Palamagamba John Aidan Mwaluko Kabudi (born February 24, 1956) is a Tanzanian lawyer who from April 2021 to January 2022 served as the country's Minister for Constitution and Legal Affairs, appointed by President Samia Suluhu. He was a Minister for Foreign Affairs and East African Cooperation appointed by President John Pombe Magufuli since 2020 to 2021.

== Early life and education ==
Kabudi was born in Singida, Singida Region. He first attended Kilimatinde Primary school in 1964 then from 1965 to the end of 1966 he went to Kitete Primary school. In 1967 he finally transferred to Berega Primary School before completing his CPEE at Mvumi Mission Primary School. In 1971 he joined The Tosamaganga Secondary School where he earned CSEE of Ordinary level education. From 1975 to 1976 he completed his ACSEE education at Milambo Secondary School.

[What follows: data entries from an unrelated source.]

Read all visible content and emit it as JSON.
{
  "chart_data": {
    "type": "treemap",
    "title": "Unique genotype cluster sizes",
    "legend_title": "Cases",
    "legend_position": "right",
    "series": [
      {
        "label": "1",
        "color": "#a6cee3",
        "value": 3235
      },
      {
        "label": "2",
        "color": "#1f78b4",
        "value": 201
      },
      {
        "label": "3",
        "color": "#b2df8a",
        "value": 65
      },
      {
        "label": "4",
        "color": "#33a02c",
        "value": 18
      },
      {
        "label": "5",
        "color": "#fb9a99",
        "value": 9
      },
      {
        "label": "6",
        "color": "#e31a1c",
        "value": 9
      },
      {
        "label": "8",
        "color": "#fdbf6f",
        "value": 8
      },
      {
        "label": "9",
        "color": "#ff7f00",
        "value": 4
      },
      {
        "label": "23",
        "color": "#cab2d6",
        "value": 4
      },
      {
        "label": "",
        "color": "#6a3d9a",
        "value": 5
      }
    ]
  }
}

Kabudi went to the University of Dar Es Salaam from 1980 to 1983 where he obtained his LLB. He furthered his studies in the same institution from 1984 to 1986 where he was awarded LLM. After that he attended Freie Universität Berlin where he obtained a Juris Doctor.

== Political career ==
Professor Kabudi got his first cabinet position in the first Magufuli cabinet as the Minister of Justice and constitutional affairs. Following the death of Foreign minister Augustine Mahiga, Kabudi took over the post as the 15th Minister of Foreign Affairs in 2019. He continued to hold this post through the new Suluhu Cabinet in 2021. Following the second major reshuffle of the cabinet in January 2022, Kabudi was released from a cabinet position and was granted a special advisory role in the President's office.

== Minister for Foreign Affairs and East African Cooperation ==
In 2019, Kabudi summoned Canada's High Commissioner Pamela O'Donnell to protest after a DHC Dash 8-400 turboprop, set to be delivered to state-owned Air Tanzania was impounded in a land compensation dispute.